Am Ende steht ein neuer Anfang: LISA Pathfinder bereitet den Weg für das Gravitationswellen-Observatorium LISA




•Am 18. Juli 2017 endete nach 16 Monaten wissenschaftlichen Betriebs die Technologieerpobungsmission LISA Pathfinder.
•Die Technologie von LISA Pathfinder hat dabei so gut funktioniert, dass sie nun teilweise direkt beim Gravitationswellen-Observatorium LISA zum Einsatz kommen soll.

Am Abend des 18. Juli 2017 ist die Mission LISA Pathfinder nach 16 Monaten wissenschaftlichen Betriebs im Orbit abgeschaltet worden. Damit geht eine anspruchsvolle Technologiedemonstration im Weltraum zu Ende. Das Raumfahrtmanagement im Deutschen Zentrum für Luft- und Raumfahrt (DLR) und die Max-Planck-Gesellschaft haben den deutschen Beitrag zu dieser Mission der europäischen Weltraumorganisation ESA finanziert. LISA Pathfinder hat bei der Vorbereitung einer Weltraum-Laserinterferometrie zum Nachweis von Gravitationswellen die Grenzen des bisher technisch Möglichen übertroffen und damit einen wichtigen Schritt hin auf das geplante Gravitationswellen-Observatorium LISA (Laser Interferometer Space Antenna)  gemacht. LISA soll winzigste Schwingungen der Raumzeit - sogenannte Gravitationswellen - "beobachten" und damit den energiereichsten und heftigsten astrophysikalischen Ereignissen in unserem Universum auf die Spur kommen. Sie sollen von LISA ab 2034 mit Hilfe einer Laserinterferometrie zwischen drei jeweils rund zweieinhalb Millionen Kilometer voneinander entfernten Sonden erforscht werden. War LISA bisher lediglich ein Missionskonzept, so hat das Science Programme Committee (SPC) der ESA die Mission inzwischen als dritte der großen Missionen (L3) seines "Cosmic Vision Programms" ausgewählt.

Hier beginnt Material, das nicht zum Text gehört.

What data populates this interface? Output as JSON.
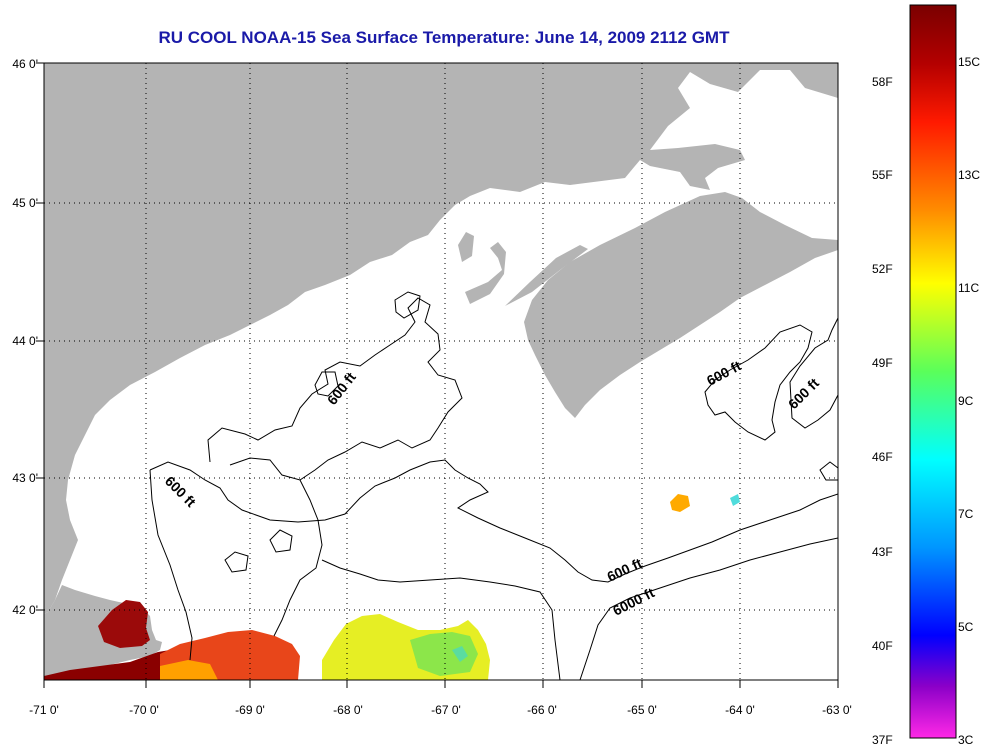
{
  "title": "RU COOL  NOAA-15  Sea Surface Temperature:  June 14, 2009 2112 GMT",
  "lat_ticks": [
    "46 0'",
    "45 0'",
    "44 0'",
    "43 0'",
    "42 0'"
  ],
  "lon_ticks": [
    "-71 0'",
    "-70 0'",
    "-69 0'",
    "-68 0'",
    "-67 0'",
    "-66 0'",
    "-65 0'",
    "-64 0'",
    "-63 0'"
  ],
  "colorbar": {
    "fahrenheit": [
      "58F",
      "55F",
      "52F",
      "49F",
      "46F",
      "43F",
      "40F",
      "37F"
    ],
    "celsius": [
      "15C",
      "13C",
      "11C",
      "9C",
      "7C",
      "5C",
      "3C"
    ],
    "colors": [
      "#7a0000",
      "#ff1a00",
      "#ff8c00",
      "#ffff00",
      "#5aff5a",
      "#00ffff",
      "#0096ff",
      "#0000ff",
      "#8c00c8",
      "#ff28e6"
    ]
  },
  "contours": [
    "600 ft",
    "600 ft",
    "600 ft",
    "600 ft",
    "600 ft",
    "6000 ft"
  ],
  "colors": {
    "land": "#b4b4b4",
    "ocean": "#ffffff",
    "title": "#1a1aa8"
  }
}
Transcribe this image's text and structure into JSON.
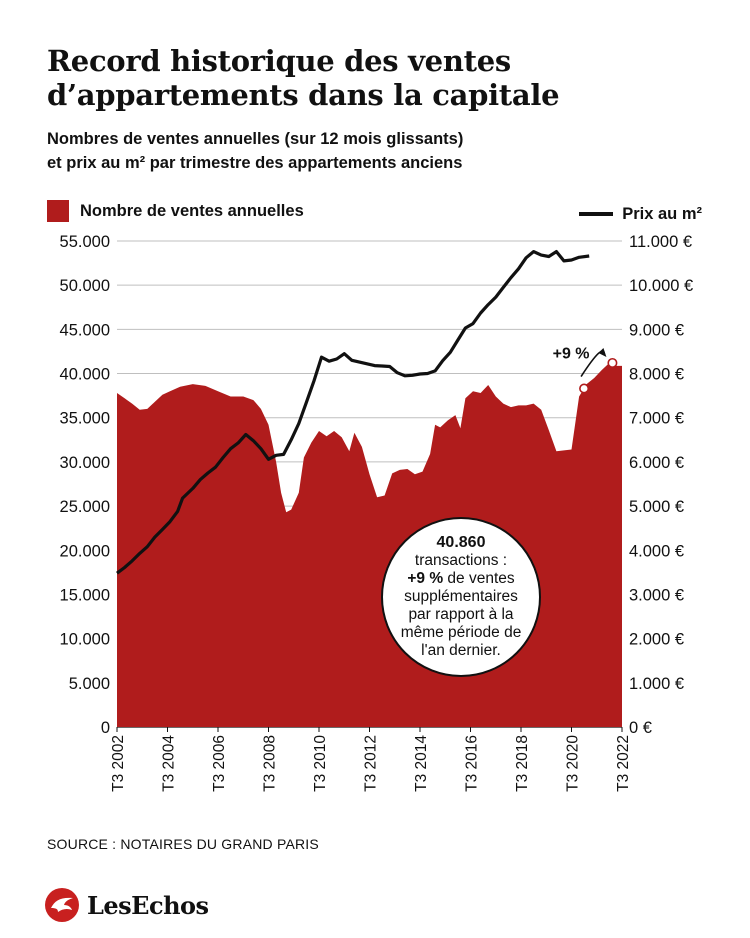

Herzstück von LISA Pathfinder funktionierte tadellos

Wie der Missionsname bereits verrät, sollte die am 3. Dezember 2015 gestartete Mission LISA Pathfinder den Weg für das Gravitationswellen-Observatorium bereiten. Hier wurden Schlüsseltechnologien für LISA erprobt, die wegen der Schwerkraft und anderer Störungen auf der Erde nicht angemessen getestet werden können. Einige davon sind im sogenannten LISA Technology Package (LTP) untergebracht. Diese komplexe Nutzlast - das Herzstück von LISA Pathfinder - wurde unter der Leitung der Airbus Defence & Space GmbH in Friedrichshafen mit Beistellungen wichtiger Komponenten und Beiträgen aus mehreren europäischen Ländern entwickelt. In Friedrichshafen wurde auch ihr Kernstück - das LTP Core Assembly - gebaut, getestet und danach bei der Firma IABG in Ottobrunn in die Sonde integriert. "Diese Technologie hat sehr gut funktioniert. Schon bei den ersten Messungen Ende Februar 2016 zeigte sich noch während der Inbetriebnahme der Sonde, dass die Ziele der Mission zum Teil deutlich übertroffen werden würden", blickt Dr. Hans-Georg Grothues, LISA Pathfinder-Projektleiter im DLR Raumfahrtmanagement, zurück. Es wurde daher im Juni 2016 beschlossen, die Mission bis Mitte 2017 zu verlängern. "So konnten noch weitere, zum Teil mehrwöchige Langzeitmessungen gemacht werden, die die Ergebnisse noch einmal deutlich verbessert haben. Am Ende der Mission wurden sogar weitgehend die Anforderungen für die spätere LISA-Mission erreicht und teilweise sogar übertroffen", ergänzt Grothues. Erste Ergebnisse sind auch in einer Fachveröffentlichung publiziert.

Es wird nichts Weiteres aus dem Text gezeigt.